Wie ist der natürliche Verlauf?

Natürlich wäre es, wenn ein Kind aus dem Liegen in den Stütz, aus dem Stütz ins Krabbeln und von dort in den Stand und am Ende ins Gehen kommt. Nur so lernt ein Kind, sich selber zu spüren, nur so kann sich die Wirbelsäule und das nötige muskuläre Stützkorsett entwickeln. Aber wir tun uns zunehmend schwer, zuzulassen, dass sich unsere Kinder entsprechend der eigenen Natur entwickeln.

Laut jüngster OECD-Studien ist die Lebenserwartung in Österreich am Sinken. Was ist aus Ihrer Sicht der Hauptgrund dafür?

Der Wohlstand! Dazu zähle ich das industrielle Essen und die Mittel der modernen Mobilität. Letztere führen dazu, dass sich der Mensch immer weniger bewegt, immer digitaler unterwegs ist und immer weniger Zeit für sich selbst hat. Die Leut’ spüren sich selbst nicht mehr, fühlen aber genau, wie es dem Pokémon am Bildschirm geht. Wir erleben eine emotionale Wegentwicklung von der natürlichsten Sache der Welt. Der Mensch ist evolutionsgeschichtlich dazu geboren, zu jagen, zu überleben und dafür weite Strecken zu bewältigen. Heute muss man aber nur noch maximal 500 Meter bis zum nächsten Supermarkt schaffen.

Gernot Schweizer, Bewegungskoordinator
Gernot Schweizer, Bewegungskoordinator © Udo Titz

Sie verteilen in Ihrem Buch „Bedenk-Zettel“ an Eltern. Was steht auf dem allerwichtigsten?

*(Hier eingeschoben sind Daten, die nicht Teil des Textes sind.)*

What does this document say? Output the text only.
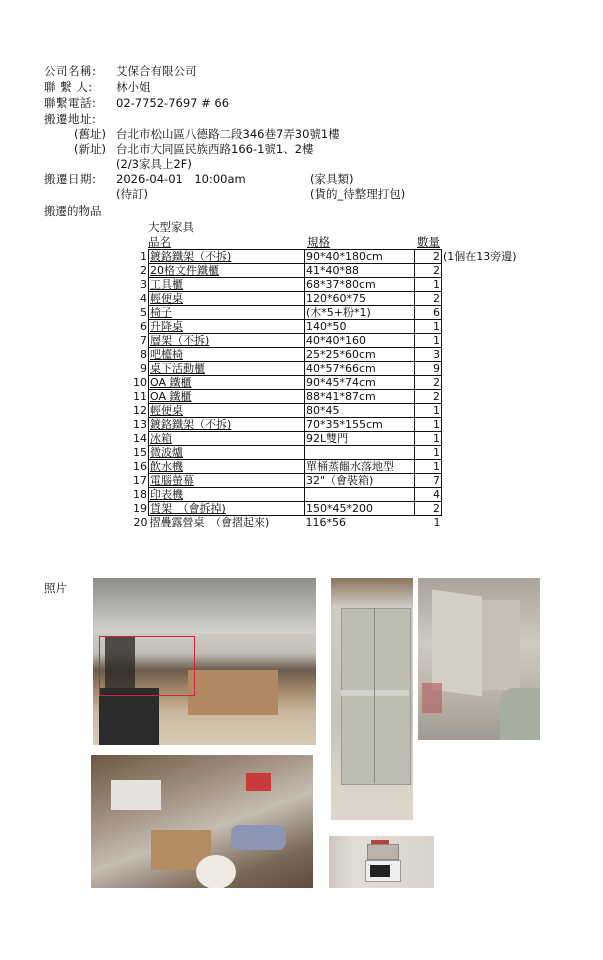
公司名稱: 艾保合有限公司
聯 繫 人: 林小姐
聯繫電話: 02-7752-7697 # 66
搬遷地址:
(舊址) 台北市松山區八德路二段346巷7弄30號1樓
(新址) 台北市大同區民族西路166-1號1、2樓
(2/3家具上2F)
搬遷日期: 2026-04-01　10:00am	(家具類)
(待訂)	(貨的_待整理打包)
搬遷的物品
大型家具
品名	規格	數量
1	鍍鉻鐵架（不拆)	90*40*180cm	2	(1個在13旁邊)
2	20格文件鐵櫃	41*40*88	2	
3	工具櫃	68*37*80cm	1	
4	輕便桌	120*60*75	2	
5	椅子	(木*5+粉*1)	6	
6	升降桌	140*50	1	
7	層架（不拆)	40*40*160	1	
8	吧檯椅	25*25*60cm	3	
9	桌下活動櫃	40*57*66cm	9	
10	OA 鐵櫃	90*45*74cm	2	
11	OA 鐵櫃	88*41*87cm	2	
12	輕便桌	80*45	1	
13	鍍鉻鐵架（不拆)	70*35*155cm	1	
14	冰箱	92L雙門	1	
15	微波爐		1	
16	飲水機	單桶蒸餾水落地型	1	
17	電腦螢幕	32"（會裝箱)	7	
18	印表機		4	
19	貨架　（會拆掉)	150*45*200	2	
20	摺疊露營桌　（會摺起來)	116*56	1	
照片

Am allerwichtigsten ist mir das Verständnis dafür, dass ein Kind mit 100 Milliarden Gehirnzellen auf die Welt kommt, von denen viele für das Erlangen von Bewegung zuständig sind. Um diese aber abrufen zu können, braucht das Kind das „Vorleben“ durch die Eltern.

Im Ton etwas strenger verpassen Sie der Politik „Denk-Zettel“. Was ist Ihre Hauptforderung an die kommende Regierung?

Zahllose Studien belegen, dass kognitive Verhaltensänderungen über Bewegung ausgelöst werden können. Ich spreche nicht von fünf, sechs Stunden Sport pro Schulwoche, sondern vom sogenannten „bewegten Unterricht“, der basierend auf den Erkenntnissen der modernen Wissenschaft neu gestaltet wird. Ich bitte die Politik, nicht weiter in trägen Systemen zu verharren, sondern ein Bildungskonzept zu installieren, das bereit ist, Bewegung und Ernährung auf einer ganz anderen Ebene als bisher aufzunehmen. Ich will diese Trägheit jetzt beendet sehen!

Und der Denk-Zettel für die Wirtschaft?

In zehn Jahren würde die Wirtschaft enorm von dem profitieren, was wir jetzt sofort verändern könnten. Die aktuellen Statistiken von Burn-out oder Bandscheibenproblemen bei den unter 30-Jährigen sind verheerend. Die wollen Leistung bringen, sind aber nicht mehr dazu in der Lage. Viele stecken in einem Kreislauf aus Burn-out, orthopädischen Krankheiten, Bewegungsmangelerkrankungen wie Bluthochdruck und einem kognitiven Abbau, der Konzentration gar nicht mehr zulässt. Wie soll die europäische Wirtschaft wettbewerbsfähig bleiben, wenn wir die Leistung nicht auf eine gesunde Ebene heben? Auch deshalb ist es wichtig, dass die Wirtschaft moderne Programme unterstützt – um wieder leistungsfähige, junge Menschen zu kriegen.